Di più: chiunque abbia acquisito un minimo di cultura costituzionale sarebbe in grado di rilevare l’anomalia collegata all’approvazione di una legge che di fatto considera già superato un principio (quello del bicameralismo paritario) ancora vivo e vitale in seno all’ordinamento tracciato dalla Carta Fondamentale. Siamo ben oltre la riflessione sui possibili profili di illegittimità costituzionale che potrebbero caratterizzare l’Italicum: siamo all’istituzionalizzazione della cultura dell’incostituzionalità.

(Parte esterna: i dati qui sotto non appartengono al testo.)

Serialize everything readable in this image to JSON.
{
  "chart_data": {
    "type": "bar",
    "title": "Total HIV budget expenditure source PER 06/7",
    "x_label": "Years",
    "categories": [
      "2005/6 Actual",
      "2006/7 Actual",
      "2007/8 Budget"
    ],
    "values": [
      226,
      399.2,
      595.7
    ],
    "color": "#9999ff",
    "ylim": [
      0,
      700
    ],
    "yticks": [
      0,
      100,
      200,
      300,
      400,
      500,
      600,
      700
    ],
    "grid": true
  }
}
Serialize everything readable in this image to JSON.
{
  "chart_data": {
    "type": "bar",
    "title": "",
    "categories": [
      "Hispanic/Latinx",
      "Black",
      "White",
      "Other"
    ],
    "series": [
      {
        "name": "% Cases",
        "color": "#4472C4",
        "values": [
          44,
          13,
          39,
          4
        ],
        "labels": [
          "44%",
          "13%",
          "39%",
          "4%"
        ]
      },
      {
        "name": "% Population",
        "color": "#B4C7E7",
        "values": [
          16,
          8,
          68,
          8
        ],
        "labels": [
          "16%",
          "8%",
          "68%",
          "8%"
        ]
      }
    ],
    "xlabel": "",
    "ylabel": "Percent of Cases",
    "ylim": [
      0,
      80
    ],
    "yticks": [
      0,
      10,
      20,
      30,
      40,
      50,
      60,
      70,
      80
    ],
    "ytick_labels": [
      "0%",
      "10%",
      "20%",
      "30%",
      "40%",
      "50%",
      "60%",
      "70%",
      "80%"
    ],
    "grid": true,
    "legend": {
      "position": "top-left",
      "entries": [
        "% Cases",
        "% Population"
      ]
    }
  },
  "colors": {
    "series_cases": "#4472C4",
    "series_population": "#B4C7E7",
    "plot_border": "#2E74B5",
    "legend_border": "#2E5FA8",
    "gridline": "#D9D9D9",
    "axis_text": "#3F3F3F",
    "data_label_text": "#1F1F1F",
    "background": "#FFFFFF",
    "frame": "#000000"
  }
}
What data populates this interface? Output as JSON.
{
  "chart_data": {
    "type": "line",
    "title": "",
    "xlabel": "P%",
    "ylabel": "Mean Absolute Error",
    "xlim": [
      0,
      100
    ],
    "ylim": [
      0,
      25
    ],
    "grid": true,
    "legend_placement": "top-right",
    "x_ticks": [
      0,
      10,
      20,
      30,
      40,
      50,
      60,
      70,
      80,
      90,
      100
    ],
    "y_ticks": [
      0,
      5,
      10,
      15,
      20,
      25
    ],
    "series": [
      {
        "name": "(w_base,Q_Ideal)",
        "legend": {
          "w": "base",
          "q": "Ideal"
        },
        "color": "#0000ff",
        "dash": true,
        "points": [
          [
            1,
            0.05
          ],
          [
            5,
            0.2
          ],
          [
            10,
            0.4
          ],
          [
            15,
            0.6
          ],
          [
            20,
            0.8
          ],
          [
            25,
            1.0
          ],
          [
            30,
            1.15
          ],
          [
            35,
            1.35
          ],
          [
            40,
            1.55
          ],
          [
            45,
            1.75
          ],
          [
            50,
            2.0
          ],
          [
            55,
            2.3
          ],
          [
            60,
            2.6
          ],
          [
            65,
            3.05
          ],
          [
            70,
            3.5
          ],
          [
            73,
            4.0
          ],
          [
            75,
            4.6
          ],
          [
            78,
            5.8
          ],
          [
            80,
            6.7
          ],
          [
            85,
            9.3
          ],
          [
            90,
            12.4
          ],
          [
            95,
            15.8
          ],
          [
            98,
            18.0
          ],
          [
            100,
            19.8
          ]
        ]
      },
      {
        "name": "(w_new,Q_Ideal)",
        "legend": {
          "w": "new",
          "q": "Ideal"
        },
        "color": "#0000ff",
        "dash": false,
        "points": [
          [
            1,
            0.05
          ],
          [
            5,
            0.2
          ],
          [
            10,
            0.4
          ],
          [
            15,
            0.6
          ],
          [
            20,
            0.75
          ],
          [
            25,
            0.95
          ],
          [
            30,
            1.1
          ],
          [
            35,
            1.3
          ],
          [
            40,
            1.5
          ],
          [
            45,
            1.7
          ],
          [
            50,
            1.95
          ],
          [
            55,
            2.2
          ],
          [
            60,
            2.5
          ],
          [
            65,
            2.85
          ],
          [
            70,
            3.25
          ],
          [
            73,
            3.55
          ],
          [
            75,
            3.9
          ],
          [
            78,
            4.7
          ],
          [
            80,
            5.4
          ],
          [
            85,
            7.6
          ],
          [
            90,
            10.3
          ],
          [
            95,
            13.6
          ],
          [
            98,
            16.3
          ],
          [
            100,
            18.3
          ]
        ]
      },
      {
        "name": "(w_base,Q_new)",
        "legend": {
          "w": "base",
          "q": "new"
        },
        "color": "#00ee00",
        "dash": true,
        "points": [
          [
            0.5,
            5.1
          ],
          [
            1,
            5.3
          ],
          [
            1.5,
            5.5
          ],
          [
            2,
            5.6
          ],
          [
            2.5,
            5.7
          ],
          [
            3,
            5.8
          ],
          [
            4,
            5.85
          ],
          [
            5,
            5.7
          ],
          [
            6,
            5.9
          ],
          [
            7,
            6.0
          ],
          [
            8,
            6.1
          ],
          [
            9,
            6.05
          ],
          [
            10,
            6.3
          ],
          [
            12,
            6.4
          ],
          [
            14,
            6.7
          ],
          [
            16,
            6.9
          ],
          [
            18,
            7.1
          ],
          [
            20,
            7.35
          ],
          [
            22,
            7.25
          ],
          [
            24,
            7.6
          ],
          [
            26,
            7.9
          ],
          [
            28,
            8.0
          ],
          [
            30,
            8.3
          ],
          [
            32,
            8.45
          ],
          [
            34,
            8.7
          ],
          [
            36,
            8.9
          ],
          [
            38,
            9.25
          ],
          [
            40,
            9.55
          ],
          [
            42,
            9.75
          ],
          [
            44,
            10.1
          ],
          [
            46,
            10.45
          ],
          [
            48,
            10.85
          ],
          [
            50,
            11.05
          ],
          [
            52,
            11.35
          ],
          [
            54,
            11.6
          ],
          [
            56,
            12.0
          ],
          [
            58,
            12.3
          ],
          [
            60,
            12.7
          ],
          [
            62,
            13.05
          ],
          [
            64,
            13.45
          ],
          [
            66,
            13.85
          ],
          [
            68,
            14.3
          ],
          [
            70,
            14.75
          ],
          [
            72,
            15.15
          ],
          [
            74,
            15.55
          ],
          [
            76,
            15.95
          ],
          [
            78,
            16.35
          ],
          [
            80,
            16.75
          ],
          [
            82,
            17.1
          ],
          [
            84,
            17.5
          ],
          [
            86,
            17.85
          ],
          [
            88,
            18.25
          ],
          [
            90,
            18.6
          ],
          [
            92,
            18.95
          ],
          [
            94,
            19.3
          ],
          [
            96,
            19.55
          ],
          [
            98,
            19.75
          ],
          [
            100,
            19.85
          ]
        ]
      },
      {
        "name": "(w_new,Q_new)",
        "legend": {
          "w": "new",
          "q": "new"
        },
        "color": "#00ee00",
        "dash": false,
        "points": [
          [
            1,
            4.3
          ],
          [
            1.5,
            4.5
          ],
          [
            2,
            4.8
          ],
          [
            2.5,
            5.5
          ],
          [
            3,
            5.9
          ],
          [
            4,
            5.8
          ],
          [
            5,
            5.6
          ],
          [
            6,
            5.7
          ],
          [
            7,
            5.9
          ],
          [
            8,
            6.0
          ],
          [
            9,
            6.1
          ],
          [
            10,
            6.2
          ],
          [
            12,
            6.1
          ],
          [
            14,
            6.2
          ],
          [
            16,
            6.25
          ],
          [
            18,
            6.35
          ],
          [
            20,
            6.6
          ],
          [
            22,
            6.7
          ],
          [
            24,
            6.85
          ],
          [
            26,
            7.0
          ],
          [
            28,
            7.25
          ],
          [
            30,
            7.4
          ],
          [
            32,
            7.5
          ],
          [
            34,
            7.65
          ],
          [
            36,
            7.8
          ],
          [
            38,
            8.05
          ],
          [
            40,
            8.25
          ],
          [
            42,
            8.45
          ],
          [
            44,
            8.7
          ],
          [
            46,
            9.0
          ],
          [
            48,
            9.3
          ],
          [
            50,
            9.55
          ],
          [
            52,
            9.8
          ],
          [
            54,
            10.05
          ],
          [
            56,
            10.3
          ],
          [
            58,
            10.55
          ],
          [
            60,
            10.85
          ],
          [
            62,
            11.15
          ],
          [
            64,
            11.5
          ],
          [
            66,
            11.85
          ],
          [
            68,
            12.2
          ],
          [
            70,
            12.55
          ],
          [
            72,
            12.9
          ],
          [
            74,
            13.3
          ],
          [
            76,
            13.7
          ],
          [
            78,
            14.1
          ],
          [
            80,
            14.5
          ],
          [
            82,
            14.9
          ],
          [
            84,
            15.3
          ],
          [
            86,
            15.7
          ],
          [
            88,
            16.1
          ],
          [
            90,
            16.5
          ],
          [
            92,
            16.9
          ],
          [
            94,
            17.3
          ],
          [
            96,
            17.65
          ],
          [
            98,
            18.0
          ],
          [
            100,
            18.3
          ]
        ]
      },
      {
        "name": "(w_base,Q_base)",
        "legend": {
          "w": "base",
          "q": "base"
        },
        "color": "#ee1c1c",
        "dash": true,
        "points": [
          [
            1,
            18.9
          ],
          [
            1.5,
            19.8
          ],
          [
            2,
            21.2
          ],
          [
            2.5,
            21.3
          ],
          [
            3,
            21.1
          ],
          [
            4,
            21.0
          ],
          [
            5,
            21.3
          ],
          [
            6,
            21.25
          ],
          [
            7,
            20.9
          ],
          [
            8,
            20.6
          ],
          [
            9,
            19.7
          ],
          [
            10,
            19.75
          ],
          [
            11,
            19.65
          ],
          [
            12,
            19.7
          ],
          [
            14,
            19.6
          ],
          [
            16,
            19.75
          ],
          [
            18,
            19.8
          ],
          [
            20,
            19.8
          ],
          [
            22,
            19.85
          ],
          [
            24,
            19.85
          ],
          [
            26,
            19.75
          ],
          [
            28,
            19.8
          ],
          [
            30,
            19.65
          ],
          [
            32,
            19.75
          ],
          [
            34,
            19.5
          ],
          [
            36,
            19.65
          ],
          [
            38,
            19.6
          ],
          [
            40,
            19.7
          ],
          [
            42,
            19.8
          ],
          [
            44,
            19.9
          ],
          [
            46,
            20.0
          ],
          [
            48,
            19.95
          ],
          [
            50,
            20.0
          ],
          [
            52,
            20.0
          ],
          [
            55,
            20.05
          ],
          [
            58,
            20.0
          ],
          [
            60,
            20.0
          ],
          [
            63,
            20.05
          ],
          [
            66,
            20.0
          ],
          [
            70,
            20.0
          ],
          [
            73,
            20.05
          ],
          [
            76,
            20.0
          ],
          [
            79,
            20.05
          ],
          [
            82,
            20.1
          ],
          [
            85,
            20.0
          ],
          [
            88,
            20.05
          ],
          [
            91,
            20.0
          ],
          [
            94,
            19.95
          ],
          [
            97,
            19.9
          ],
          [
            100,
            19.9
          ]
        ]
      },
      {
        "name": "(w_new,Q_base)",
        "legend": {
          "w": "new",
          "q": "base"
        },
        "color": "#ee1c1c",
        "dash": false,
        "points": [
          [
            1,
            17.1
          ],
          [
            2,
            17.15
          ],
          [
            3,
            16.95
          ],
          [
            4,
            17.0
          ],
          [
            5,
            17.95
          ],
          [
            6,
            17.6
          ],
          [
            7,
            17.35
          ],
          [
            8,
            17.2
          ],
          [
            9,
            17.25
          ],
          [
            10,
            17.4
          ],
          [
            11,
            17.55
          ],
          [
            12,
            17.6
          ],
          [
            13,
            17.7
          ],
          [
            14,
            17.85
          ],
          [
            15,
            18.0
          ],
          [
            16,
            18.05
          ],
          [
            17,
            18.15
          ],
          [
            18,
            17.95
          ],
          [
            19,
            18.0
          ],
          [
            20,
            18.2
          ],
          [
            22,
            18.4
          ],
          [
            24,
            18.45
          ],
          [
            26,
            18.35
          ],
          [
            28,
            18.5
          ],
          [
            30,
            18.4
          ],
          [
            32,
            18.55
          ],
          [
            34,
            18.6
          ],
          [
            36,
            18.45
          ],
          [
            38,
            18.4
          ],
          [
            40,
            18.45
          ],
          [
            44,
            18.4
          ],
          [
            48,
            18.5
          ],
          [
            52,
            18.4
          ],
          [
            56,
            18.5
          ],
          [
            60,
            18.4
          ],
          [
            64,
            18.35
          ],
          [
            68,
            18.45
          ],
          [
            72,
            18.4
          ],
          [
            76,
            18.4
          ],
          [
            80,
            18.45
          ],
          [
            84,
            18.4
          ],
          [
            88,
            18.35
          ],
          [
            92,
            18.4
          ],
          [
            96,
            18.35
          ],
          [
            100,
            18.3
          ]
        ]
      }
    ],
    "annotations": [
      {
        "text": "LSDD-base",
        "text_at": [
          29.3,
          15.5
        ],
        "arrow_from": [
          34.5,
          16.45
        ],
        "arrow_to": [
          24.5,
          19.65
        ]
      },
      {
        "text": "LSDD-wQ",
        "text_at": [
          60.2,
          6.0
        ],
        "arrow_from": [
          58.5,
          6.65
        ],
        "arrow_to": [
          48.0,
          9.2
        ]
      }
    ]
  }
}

E allora, la risposta a quell’interrogativo inevaso implica di fatto la soluzione dell’ulteriore quesito prospettato da alcuni esponenti della minoranza interna al Partito democratico all’indomani del patto di Sant’Andrea delle Fratte, suggellato sotto l’icona incredula del Che: per quale motivo non si è approvata una norma che, restituendo efficacia alla legge elettorale in vigore fino al 2006, avrebbe permesso all’Italia di superare le secche del semestre europeo, per poi affidare alla maggioranza uscita vincitrice dalle nuove elezioni il compito di intraprendere un percorso di riforme ispirato ad un programma politico ben definito?
Altra scrollata di spalle, altra battuta al vetriolo: basta con i gufi, basta con il disfattismo. Siamo gli uomini del fare, siamo quelli della svolta buona: siamo i protagonisti del tempo del coraggio. Già, del tempo del coraggio, in cui non c’è più spazio per la cultura della Costituzione.